In the meantime, Marshall had to contend with a fusillade of hostile reactions, including myriad tweets and Instagram comments peppered with racist epithets.
"I had a lot of negative, racist comments," Marshall said. "A lot of people calling me the 'N-word' and calling me all kind of derogatory terms. It is what it is. There is a lot of hate out there. I'm not here to spread hate or negativity, I'm here to spread positivity."
He lost a promotional contract with the Air Academy Federal Credit Union, but felt no regrets.
"Absolutely they were worth the consequences," he said. "I lost an endorsement, but that's OK, though. I figured that some sort of repercussion would happen. It's what I thought about and I still made the decision to do it. I can live with it."
--After the draft was complete, Broncos general manager John Elway prioritized the re-signing of three players: inside linebacker Brandon Marshall, outside linebacker Von Miller and wide receiver Emmanuel Sanders.

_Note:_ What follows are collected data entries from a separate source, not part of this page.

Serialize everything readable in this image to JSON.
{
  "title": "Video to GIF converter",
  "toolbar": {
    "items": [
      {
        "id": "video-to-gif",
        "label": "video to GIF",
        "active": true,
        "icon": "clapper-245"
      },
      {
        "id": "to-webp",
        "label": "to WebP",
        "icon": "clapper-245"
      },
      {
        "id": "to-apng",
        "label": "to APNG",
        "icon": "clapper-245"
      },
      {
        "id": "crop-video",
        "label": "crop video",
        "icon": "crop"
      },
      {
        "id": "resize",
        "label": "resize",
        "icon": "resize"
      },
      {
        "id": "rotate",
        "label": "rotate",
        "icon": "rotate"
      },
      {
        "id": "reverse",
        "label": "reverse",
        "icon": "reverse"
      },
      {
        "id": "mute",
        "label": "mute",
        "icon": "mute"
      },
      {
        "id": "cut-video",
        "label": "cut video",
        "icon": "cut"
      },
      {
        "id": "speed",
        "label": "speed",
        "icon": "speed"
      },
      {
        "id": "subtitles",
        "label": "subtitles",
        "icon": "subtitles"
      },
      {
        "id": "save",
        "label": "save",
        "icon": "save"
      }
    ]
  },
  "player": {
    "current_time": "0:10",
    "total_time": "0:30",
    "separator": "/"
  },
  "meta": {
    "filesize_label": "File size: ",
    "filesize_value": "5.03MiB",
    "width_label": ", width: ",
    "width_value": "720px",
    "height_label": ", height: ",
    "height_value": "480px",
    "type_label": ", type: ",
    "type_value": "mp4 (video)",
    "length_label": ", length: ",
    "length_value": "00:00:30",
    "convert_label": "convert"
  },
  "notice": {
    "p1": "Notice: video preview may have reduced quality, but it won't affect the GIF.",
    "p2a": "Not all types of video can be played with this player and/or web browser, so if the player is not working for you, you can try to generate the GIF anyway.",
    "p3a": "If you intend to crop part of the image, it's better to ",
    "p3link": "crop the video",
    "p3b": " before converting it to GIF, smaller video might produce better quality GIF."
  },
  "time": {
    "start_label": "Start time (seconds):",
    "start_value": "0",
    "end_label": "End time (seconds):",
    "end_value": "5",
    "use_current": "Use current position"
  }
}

He went 3 for 3.
Sanders was the final piece of that puzzle, signing a three-year extension that includes $27 million guaranteed and could earn him up to $33 million. If he plays out the contract, Sanders will have played six of his 10 seasons in Denver.
"Now I'm a Bronco for the next three years and have the opportunity to retire a Bronco," he said Friday.
Negotiations between the Broncos and Sanders had been ongoing since June. In July, Sanders said he hoped to have a deal within 30 days, but that time frame passed without a signature on the contract. Los Angeles' deal with Tavon Austin created a further snag.
"The Tavon deal definitely set the market," Sanders said. "Obviously everybody, even you guys were like, 'He has to at least have a better number than that,' and Elway understood that Tavon set the market and he came correct with the proper number."